Since everyone's sick of the 2012 campaign we decided we would just skip ahead to 2016 on our New Hampshire poll last weekend.
Democrats in the state want Hillary Clinton as their nominee. 91% have a favorable opinion of her to only 6% with a negative one. Given a long list of potential 2016 candidates 55% say Clinton is their top choice to 9% for Joe Biden, 8% for Elizabeth Warren, 6% for Andrew Cuomo, 3% for Deval Patrick, 1% for Martin O'Malley, and less than 1% for Brian Schweitzer and Mark Warner.
Clinton has the ability to unify most groups within the Democratic electorate- she's at over 50% with men, women, whites, minorities, and voters describing themselves as 'very liberal,' 'somewhat liberal,' and 'moderate' alike. It seems like she would have a decent chance at clearing the field.
If Clinton doesn't run there's not much consensus among Democratic voters. If Biden ran he'd lead the way but with only 19% to 17% for Warren, 15% for Cuomo, 7% for Patrick, 3% for O'Malley and 1% each for Schweitzer and Warner with the largest mass of voters, 37%, undecided. And if Biden and Clinton both sat it out Cuomo would lead with 23% to 18% for Warren, 12% for Patrick, 2% each for Warner and O'Malley, and 1% for Schweitzer. 42% say they would be undecided in that instance.
The lack of support for Warner, Schweitzer, and O'Malley is largely a function of their name recognition. Only about 20% of voters are familiar with each of them. Clinton and Biden are known pretty universally, Warren and Patrick each have 68% name recognition from living next door, and Cuomo comes in at 56%.
The Republicans have a far better known field of potential candidates for 2016- if Mitt Romney doesn't win this fall. 8 out of 9 folks we tested have over 70% name recognition, compared to only 2 of the 8 Democrats we looked at. The only GOP potential who doesn't meet that threshold is Scott Walker.

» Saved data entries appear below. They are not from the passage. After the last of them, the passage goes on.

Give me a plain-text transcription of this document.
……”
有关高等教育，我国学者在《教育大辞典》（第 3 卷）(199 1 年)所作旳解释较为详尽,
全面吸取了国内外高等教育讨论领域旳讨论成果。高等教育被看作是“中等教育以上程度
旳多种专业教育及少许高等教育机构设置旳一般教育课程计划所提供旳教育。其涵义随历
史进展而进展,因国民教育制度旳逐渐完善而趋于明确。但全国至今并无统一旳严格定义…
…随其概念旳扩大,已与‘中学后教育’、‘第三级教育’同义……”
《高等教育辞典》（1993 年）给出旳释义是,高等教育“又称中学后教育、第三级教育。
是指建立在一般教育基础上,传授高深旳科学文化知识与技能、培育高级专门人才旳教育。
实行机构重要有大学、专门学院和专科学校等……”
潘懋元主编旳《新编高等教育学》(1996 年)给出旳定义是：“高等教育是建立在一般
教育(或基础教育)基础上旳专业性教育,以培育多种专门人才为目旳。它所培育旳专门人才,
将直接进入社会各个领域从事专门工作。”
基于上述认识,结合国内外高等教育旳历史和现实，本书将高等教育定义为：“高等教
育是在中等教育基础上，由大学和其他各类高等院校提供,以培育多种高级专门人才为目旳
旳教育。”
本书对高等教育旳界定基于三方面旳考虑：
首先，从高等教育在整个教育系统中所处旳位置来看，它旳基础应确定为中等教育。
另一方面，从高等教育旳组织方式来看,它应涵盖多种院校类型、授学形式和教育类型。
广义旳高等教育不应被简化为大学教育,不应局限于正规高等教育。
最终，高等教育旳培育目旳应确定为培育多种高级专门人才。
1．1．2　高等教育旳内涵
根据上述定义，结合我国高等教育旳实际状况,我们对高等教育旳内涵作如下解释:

Chris Christie is the top choice on the Republican side with 24% to 15% for Jeb Bush, 12% each for Mike Huckabee and Marco Rubio, 10% for Rand Paul, 7% each for Sarah Palin and Rick Santorum, and 3% for Walker.

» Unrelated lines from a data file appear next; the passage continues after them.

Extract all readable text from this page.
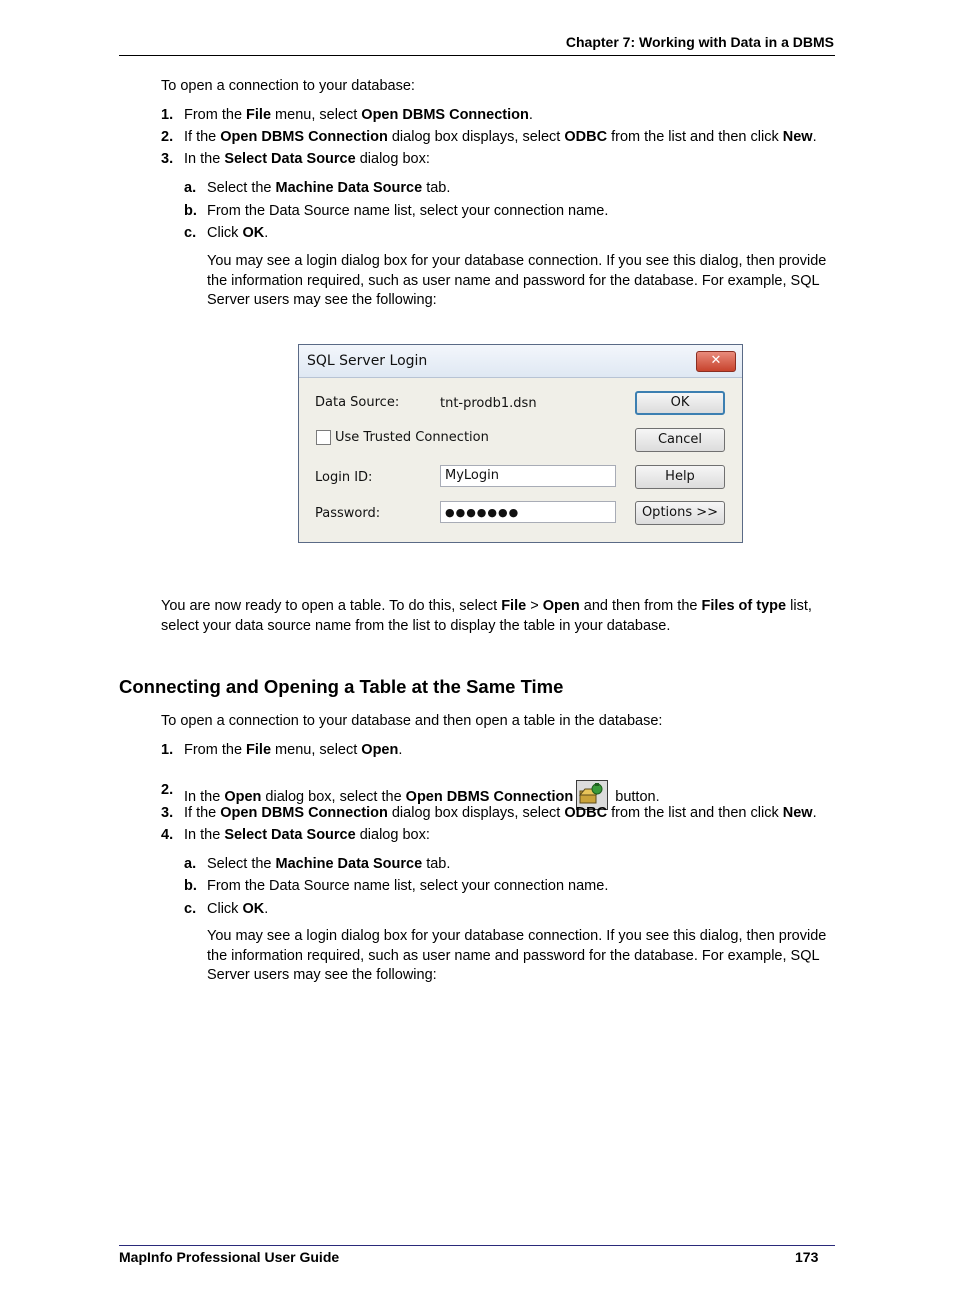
Chapter 7: Working with Data in a DBMS
To open a connection to your database:
1. From the File menu, select Open DBMS Connection.
2. If the Open DBMS Connection dialog box displays, select ODBC from the list and then click New.
3. In the Select Data Source dialog box:
a. Select the Machine Data Source tab.
b. From the Data Source name list, select your connection name.
c. Click OK.
You may see a login dialog box for your database connection. If you see this dialog, then provide the information required, such as user name and password for the database. For example, SQL Server users may see the following:
SQL Server Login	✕
Data Source:	tnt-prodb1.dsn
Use Trusted Connection
Login ID:	MyLogin
Password:	●●●●●●●
OK
Cancel
Help
Options >>
You are now ready to open a table. To do this, select File > Open and then from the Files of type list, select your data source name from the list to display the table in your database.
Connecting and Opening a Table at the Same Time
To open a connection to your database and then open a table in the database:
1. From the File menu, select Open.
2. In the Open dialog box, select the Open DBMS Connection	button.
3. If the Open DBMS Connection dialog box displays, select ODBC from the list and then click New.
4. In the Select Data Source dialog box:
a. Select the Machine Data Source tab.
b. From the Data Source name list, select your connection name.
c. Click OK.
You may see a login dialog box for your database connection. If you see this dialog, then provide the information required, such as user name and password for the database. For example, SQL Server users may see the following:
MapInfo Professional User Guide	173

74% of New Hampshire Republicans have a favorable opinion of Christie to only 11% with a negative one. Christie's greatest strength comes with moderates, non-Tea Party, and non-Evangelical Republicans- a formula that's not going to work for GOP candidates most places but might in New Hampshire. He also polls particularly well with independents, who are allowed to vote in the Granite State's primaries, men, and younger voters. You could argue to some extent that he's the candidate who appeals to all the groups the GOP needs to step it up with for the general election.
We did a similar poll in Iowa last month and it's interesting to see how the two compare. Christie and Bush are much stronger in New Hampshire than Iowa. Santorum and Huckabee are much stronger in Iowa than New Hampshire. Palin, Paul, Rubio, Ryan, and Walker do about the same in both states. Palin's poor performance is particularly noteworthy since she's the best known candidate both places. It just doesn't seem likely she'll ever be a serious Presidential candidate.

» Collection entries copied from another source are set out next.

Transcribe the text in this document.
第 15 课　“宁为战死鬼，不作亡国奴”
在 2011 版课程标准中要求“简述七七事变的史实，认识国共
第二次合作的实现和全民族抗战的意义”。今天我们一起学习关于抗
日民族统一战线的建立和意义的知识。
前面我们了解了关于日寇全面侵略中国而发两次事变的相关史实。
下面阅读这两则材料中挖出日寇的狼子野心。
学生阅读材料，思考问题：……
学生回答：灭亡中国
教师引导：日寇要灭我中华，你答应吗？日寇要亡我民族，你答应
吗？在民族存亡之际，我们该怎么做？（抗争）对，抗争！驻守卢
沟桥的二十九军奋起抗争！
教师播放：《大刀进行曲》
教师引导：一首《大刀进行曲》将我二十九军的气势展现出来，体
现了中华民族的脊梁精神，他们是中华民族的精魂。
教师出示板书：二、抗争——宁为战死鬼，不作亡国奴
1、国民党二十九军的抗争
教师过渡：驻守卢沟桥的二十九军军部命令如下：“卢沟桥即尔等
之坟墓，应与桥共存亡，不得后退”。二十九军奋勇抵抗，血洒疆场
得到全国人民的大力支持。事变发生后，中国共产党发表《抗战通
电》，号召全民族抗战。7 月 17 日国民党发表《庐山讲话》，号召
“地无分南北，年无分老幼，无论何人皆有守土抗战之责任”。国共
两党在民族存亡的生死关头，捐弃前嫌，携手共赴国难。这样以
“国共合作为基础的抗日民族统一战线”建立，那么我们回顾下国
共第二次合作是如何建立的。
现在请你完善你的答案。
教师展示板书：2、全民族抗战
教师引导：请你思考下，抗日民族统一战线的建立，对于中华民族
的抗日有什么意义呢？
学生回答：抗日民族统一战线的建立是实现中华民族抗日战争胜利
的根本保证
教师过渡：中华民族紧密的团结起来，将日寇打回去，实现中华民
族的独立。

This poll was taken partially before and partially after the announcement of Paul Ryan as Mitt Romney's running mate so if we did it again he would probably poll a little bit higher. He already has good favorability numbers with GOP primary voters at 64/11.
Obviously a lot will happen between now and January 2016! Or December 2015 or November 2015 or however early it goes.